Renegade Kid's episodic Moon Chronicles - an updated port of the Nintendo DS title Moon - has now delivered Episodes 2-4 as downloadable content, allowing players to finally finish the entire game. As a first-person shooter, Moon Chronicles stands out on the eShop and is a welcome change from the vast collection of puzzlers and platformers; while its' old-school mechanics and progression make the game feel like a relic of PC gaming's past, and while it can't stand up to today's sophisticated shooters, fans of classics like Wolfenstein 3D will find a lot to love.
When last we saw Major Kane [corrected, we originally called him Commander Kane], he had begun to unravel a deep conspiracy hidden deep within Earth's moon. While trying to be relatively spoiler-free, we'll say he escaped doom, made use of the futuristic moon rover Lola and then continued his journey. Now, Kane must try to find lost comrades, discover the shocking truth behind the lies told to him and stop an unknown force.
The story sounds compelling - and it is interesting, in a very predictable way - but most of it is told through dialogue boxes on the touch screen. We'd have loved to see some more detailed cutscenes and character development, especially in an episodic adventure, but Moon Chronicles is more focused on its gameplay; thankfully this is typically solid.
Episodes 2-4 follow the formula introduced in Episode 1, which we enjoyed. Playing as Commander Kane, players will travel and fight through corridor-filled stages in order to shut down alien machines, get to power sources and complete other simple objectives. Along the way there are secret paths, items to increase health and ammo, new weapons to find and more; each stage culminates in a boss fight, which is pattern-based and will be familiar to anyone who's played a Metroid game. The Remote Access droid, meanwhile, also plays a large part in each stage, using it to access small areas that Major Kane can't reach. Overall, the traversal through corridors and hidden rooms will remind older players of classic PC shooters from the '90s.
Renegade Kid made a wise decision in releasing Episodes 2-4 at once. While each episode offers 75-90 minutes of gameplay, the structure feels a bit out of place for a first-person shooter/exploration game. There is no gripping narrative to keep players on the edge of their seats, each stage looks relatively similar to the last, and there are no choices or decisions to affect future episodes, like in many of Telltale Games' recent releases. Instead, the episode breaks feel like unnecessary interruptions. It should also be mentioned that players must update the game in the eShop before attempting to download the rest of the episodes; thankfully purchasing the rest of the episodes is intuitive and clear, which is more than we can say for a lot of DLC released on Nintendo systems.

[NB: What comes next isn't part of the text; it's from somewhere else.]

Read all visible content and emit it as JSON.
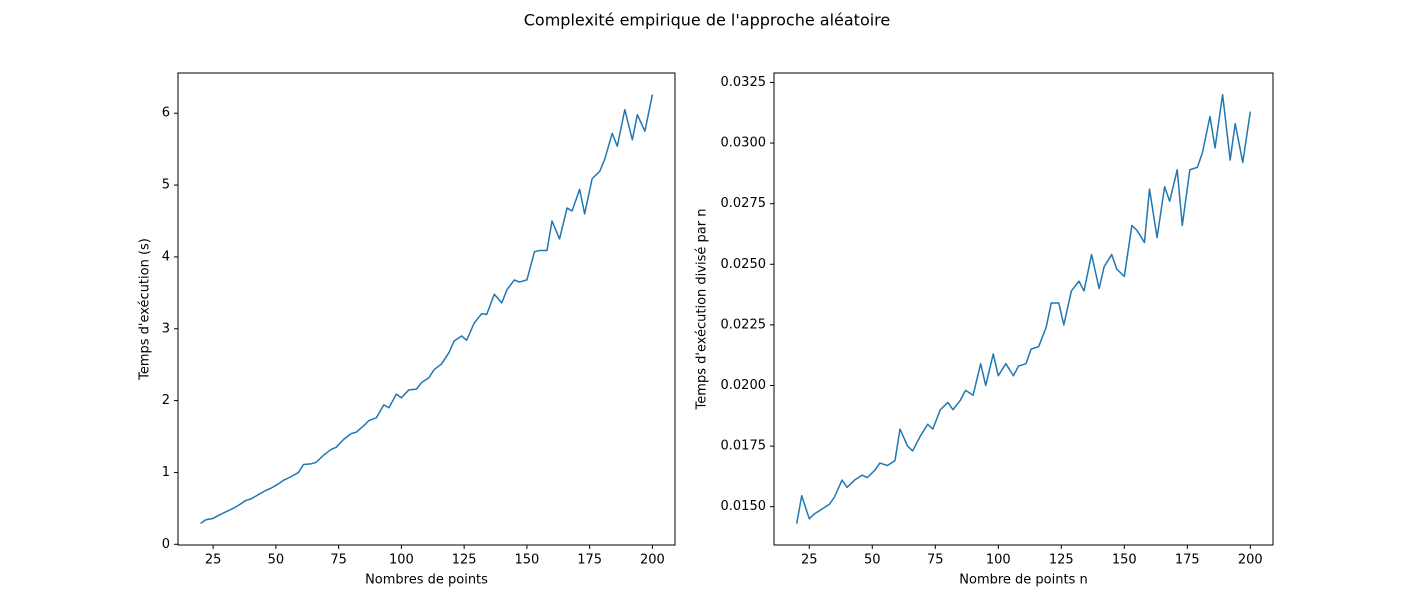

There are a wealth of control options in Moon Chronicles, from the default Circle Pad / stylus combination to compatibility with the Circle Pad Pro. Moving with the Circle Pad and looking around with the stylus isn't ideal for those whose hands cramp easily, but the controls are responsive and only take a few moments to get used to. Shooting is done with the left shoulder button, and the guns encountered in the game shoot and feel distinct from each other. Renegade Kid has also updated the experience to work with the New 3DS, which should eliminate hand cramping further.
At a smooth 60 frames per second - even with the 3D effect turned on - Moon Chronicles is no technical slouch. Unfortunately the visuals are a bit drab, with repetitive tilesets and enemies that all look the same. The pre-boss fight cutscenes are generic and lack variety: Kane enters a room, a giant monster jumps out and that's it. Also disappointing is the audio, with forgettable and generic music, and some may also grow tired of Kane's grunts as he takes damage.
Moon Chronicles isn't a revolutionary game, but its old-school design doesn't detract from the fun. Renegade Kid should be applauded for continuing to deliver solid experiences on the eShop, and anyone looking for a challenging, action-packed experience should find a place for Moon Chronicles in their library.